To retrieve more information about each individual post, you can use the getPost function, which will return the same variables as above, as well as a list of comments and likes. Continuing with my example, the code below shows how to collect a list of 1,000 users who liked the most recent post, for which we will also gather information in order to analyze the audience of this page in terms of gender, language, and country.

post_id <- head(page$id, n = 1)  ## ID of most recent post
post <- getPost(post_id, token, n = 1000, likes = TRUE, comments = FALSE)

Analyzing data from a Facebook group

Just like public Facebook pages, the data from public groups can also be easily downloaded with the getGroup function. Note that this will only work for groups that the authenticated user is a member of.

group <- getGroup("150048245063649", token, n=50)

Extracting personal information

Rfacebook also allows to read personal information about the authenticated user, such as the list of likes and the content from the Newsfeed. Private information about the user's friends is no longer available through the API.

getLikes('me', token = token)[1,]
## id           names
## 1 687958677914631 FiveThirtyEight
## website
## 1 http://www.fivethirtyeight.com/ 
getNewsfeed(token, n=1)
## 1 51191684997 Rob DenBleyker  <NA>    <NA>
##                                                                    message
## 1 Sorry for the late comic, it's up now!\n\nhttp://explosm.net/comics/3512/
##               created_time type                            link
## 1 2014-04-02T12:38:46+0000 link http://explosm.net/comics/3512/
##                              id likes_count comments_count   shares_count
## 1 51191684997_10152084439949998        6942            110            497

Executing other API calls

To facilitate making API queries not implemented in the current version of the package, I have added the callAPI function, which will return an R list with the result of the query. A trivial example:

callAPI("https://graph.facebook.com/v2.0/barackobama?fields=id", token)

Page insights

Rfacebook provides some limited access to the insights features, available admin accounts of public pages. See the documentation of getInsights for more information.

Updating your Facebook status from R

Finally, yes:

updateStatus("You can also update your Facebook status from R", token)
## Success! Link to status update:
## http://www.facebook.com/557698085_10152090718708086

However, to make this work you will need to get a long-lived OAuth token first, setting private_info=TRUE in the fbOAUth function.
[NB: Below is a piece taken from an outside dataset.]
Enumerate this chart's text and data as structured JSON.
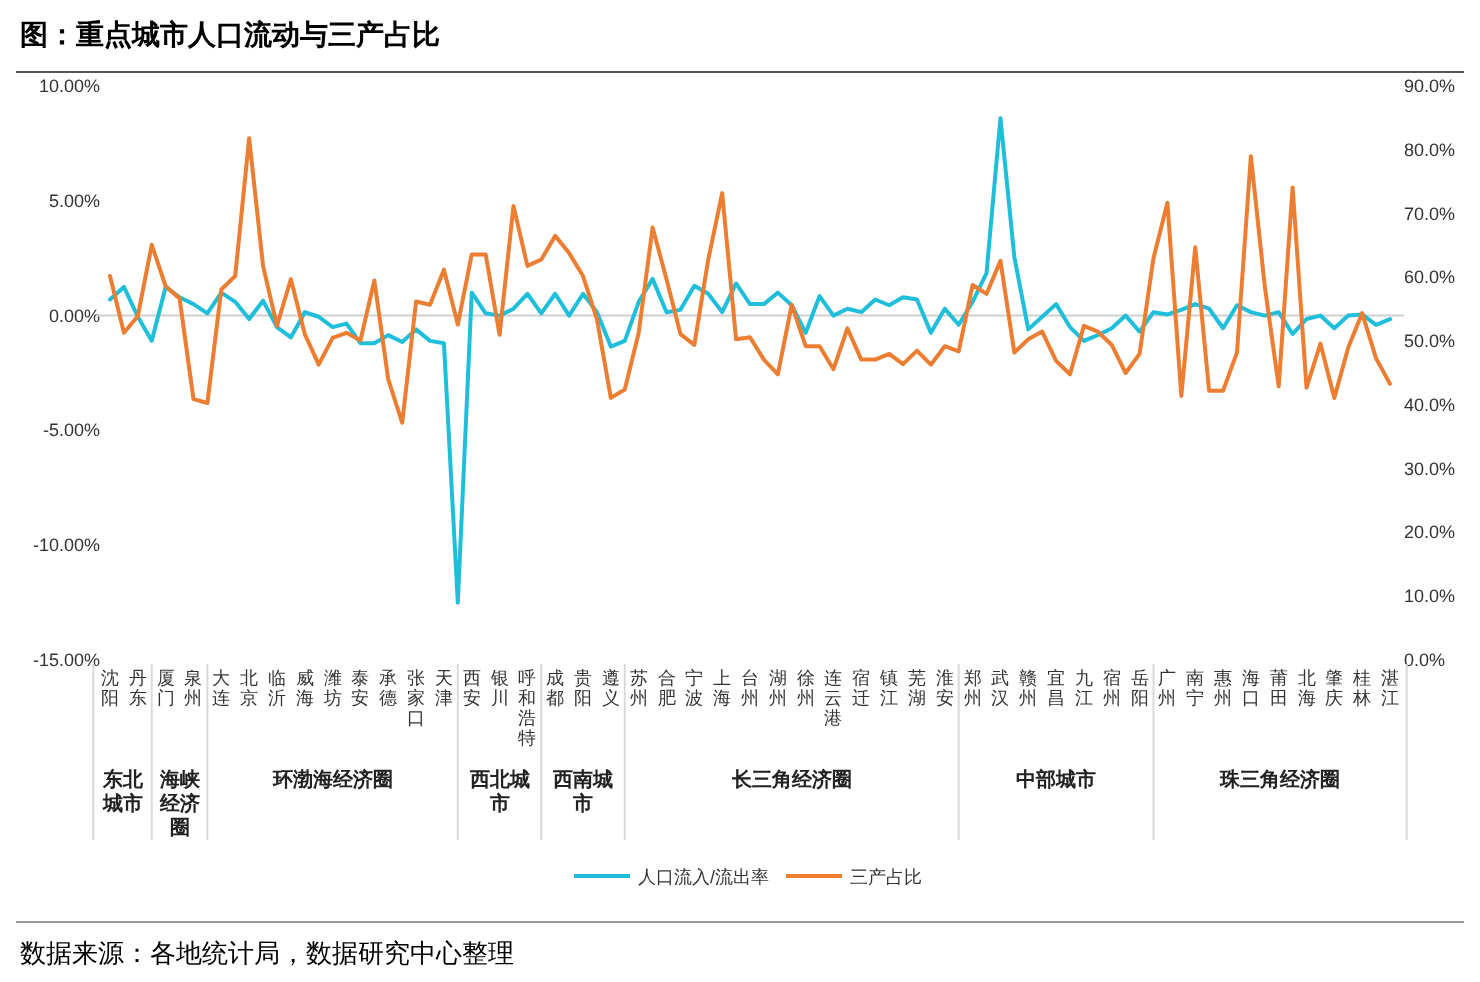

Frequently Asked Questions

  • How can I search public Facebook posts? Can I get any information from users' private profiles? How can I extract my entire network of friends?
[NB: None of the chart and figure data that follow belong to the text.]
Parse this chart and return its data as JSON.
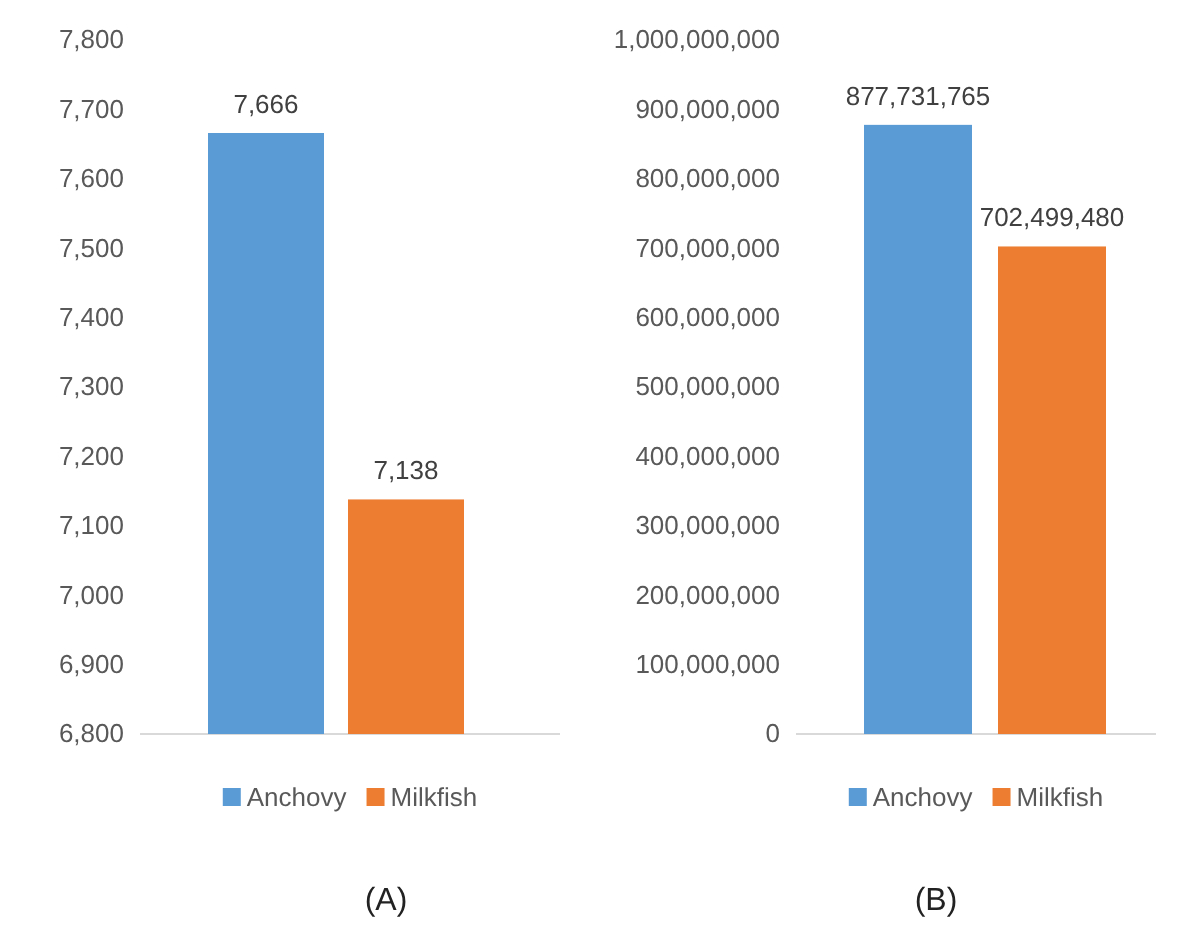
{
  "chart_data": [
    {
      "type": "bar",
      "xlabel": "(A)",
      "categories": [
        null
      ],
      "series": [
        {
          "name": "Anchovy",
          "color": "#5b9bd5",
          "values": [
            7666
          ],
          "value_labels": [
            "7,666"
          ]
        },
        {
          "name": "Milkfish",
          "color": "#ed7d31",
          "values": [
            7138
          ],
          "value_labels": [
            "7,138"
          ]
        }
      ],
      "ylim": [
        6800,
        7800
      ],
      "yticks": [
        {
          "value": 6800,
          "label": "6,800"
        },
        {
          "value": 6900,
          "label": "6,900"
        },
        {
          "value": 7000,
          "label": "7,000"
        },
        {
          "value": 7100,
          "label": "7,100"
        },
        {
          "value": 7200,
          "label": "7,200"
        },
        {
          "value": 7300,
          "label": "7,300"
        },
        {
          "value": 7400,
          "label": "7,400"
        },
        {
          "value": 7500,
          "label": "7,500"
        },
        {
          "value": 7600,
          "label": "7,600"
        },
        {
          "value": 7700,
          "label": "7,700"
        },
        {
          "value": 7800,
          "label": "7,800"
        }
      ],
      "legend": "bottom",
      "tick_labels": "y"
    },
    {
      "type": "bar",
      "xlabel": "(B)",
      "categories": [
        null
      ],
      "series": [
        {
          "name": "Anchovy",
          "color": "#5b9bd5",
          "values": [
            877731765
          ],
          "value_labels": [
            "877,731,765"
          ]
        },
        {
          "name": "Milkfish",
          "color": "#ed7d31",
          "values": [
            702499480
          ],
          "value_labels": [
            "702,499,480"
          ]
        }
      ],
      "ylim": [
        0,
        1000000000
      ],
      "yticks": [
        0,
        {
          "value": 100000000,
          "label": "100,000,000"
        },
        {
          "value": 200000000,
          "label": "200,000,000"
        },
        {
          "value": 300000000,
          "label": "300,000,000"
        },
        {
          "value": 400000000,
          "label": "400,000,000"
        },
        {
          "value": 500000000,
          "label": "500,000,000"
        },
        {
          "value": 600000000,
          "label": "600,000,000"
        },
        {
          "value": 700000000,
          "label": "700,000,000"
        },
        {
          "value": 800000000,
          "label": "800,000,000"
        },
        {
          "value": 900000000,
          "label": "900,000,000"
        },
        {
          "value": 1000000000,
          "label": "1,000,000,000"
        }
      ],
      "legend": "bottom",
      "tick_labels": "y"
    }
  ]
}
All these features used to be available through the API, but unfortunately that's not the case anymore. There's no fix to Rfacebook that could bring back these features.

  • I get the following error when I run getUsers: username is deprecated for versions v2.0 and higher

This is related to the previous question. It is no longer possible to query users by their user names. If the user is a public page, try with the page ID number.

  • For any other questions, feature requests, or bugs, please open an issue in this repository.